Le plus des Occidentaux       

Dans cette guerre de positionnement, le monde occidental propose, en plus du soutien économique, un domaine que la Chine n’exploite pas : le soutien à la paix. Sur un continent africain miné par des conflits armés et la terreur djihadiste, l’Occident ne rechigne plus à intervenir militairement. La France est ainsi présente au Mali et en Centrafrique. Au Mali, l’Allemagne a soutenu l’intervention française, puis envoyé des formateurs dans le cadre de la mission de formation EUTM Mali, en plus de sa participation à la Brigade franco-allemande. De plus, elle s’est engagée dans la mission que l’UE en République centrafricaine avec 800 hommes, envoyés sur le terrain pour le transport stratégique.

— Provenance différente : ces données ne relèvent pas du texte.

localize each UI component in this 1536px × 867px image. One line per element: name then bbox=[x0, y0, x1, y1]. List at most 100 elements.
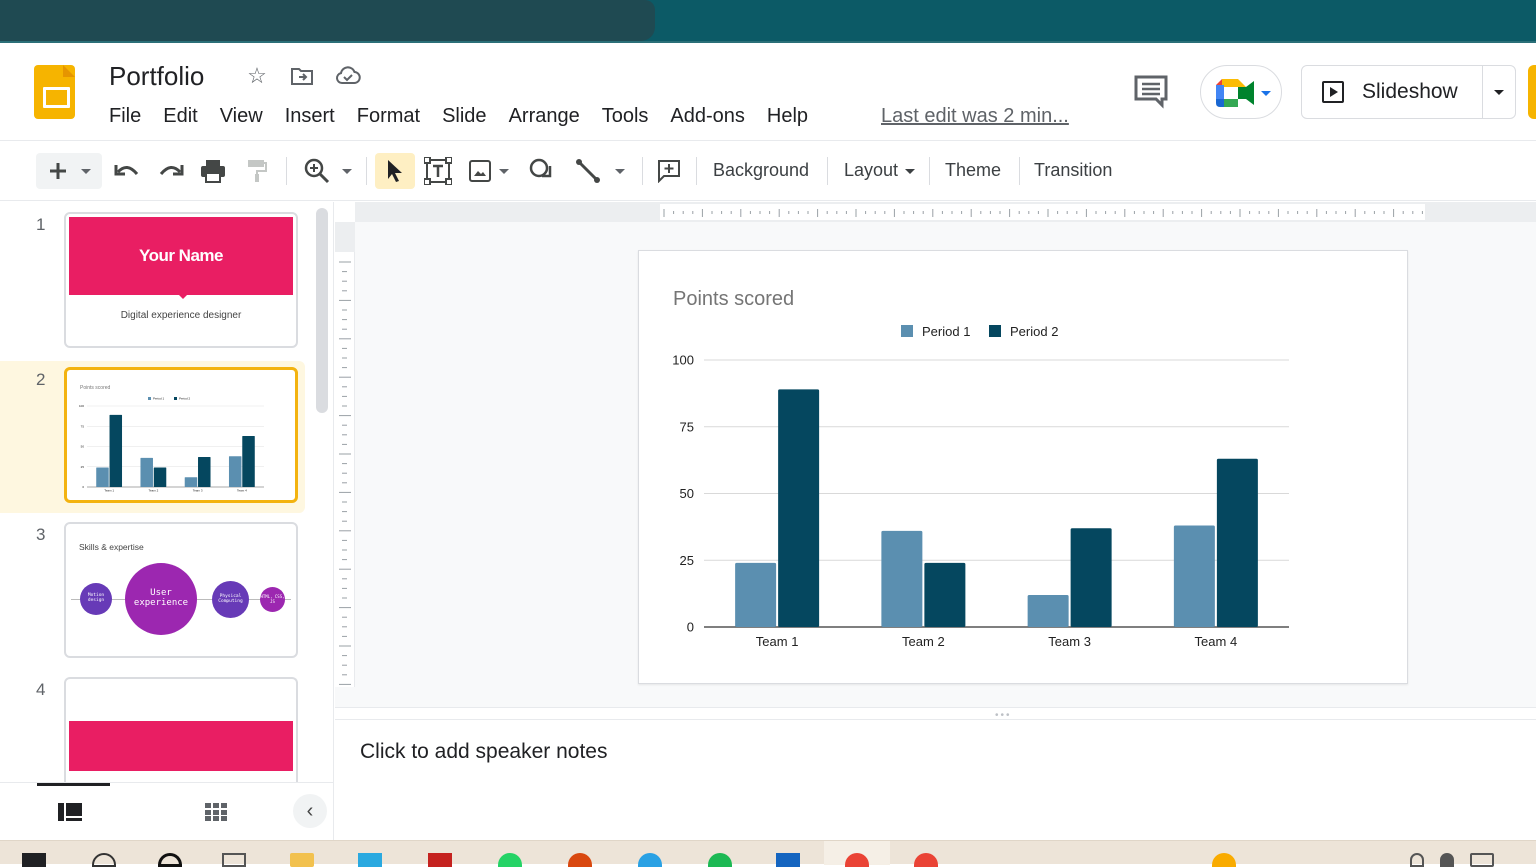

Barack Obama a, pour sa part, annoncé le lancement d’une Initiative pour la sécurité et la gouvernance, qui va aider six pays (Ghana, Kenya, Mali, Niger, Nigeria et Tunisie) à former et à renforcer leurs forces de sécurité et une aide financière annuelle de 110 millions de dollars, pendant trois à cinq ans, à six autres pays qui contribuent aux opérations de maintien de la paix, afin de faciliter la mise en place de la Force africaine de réaction rapide aux crises.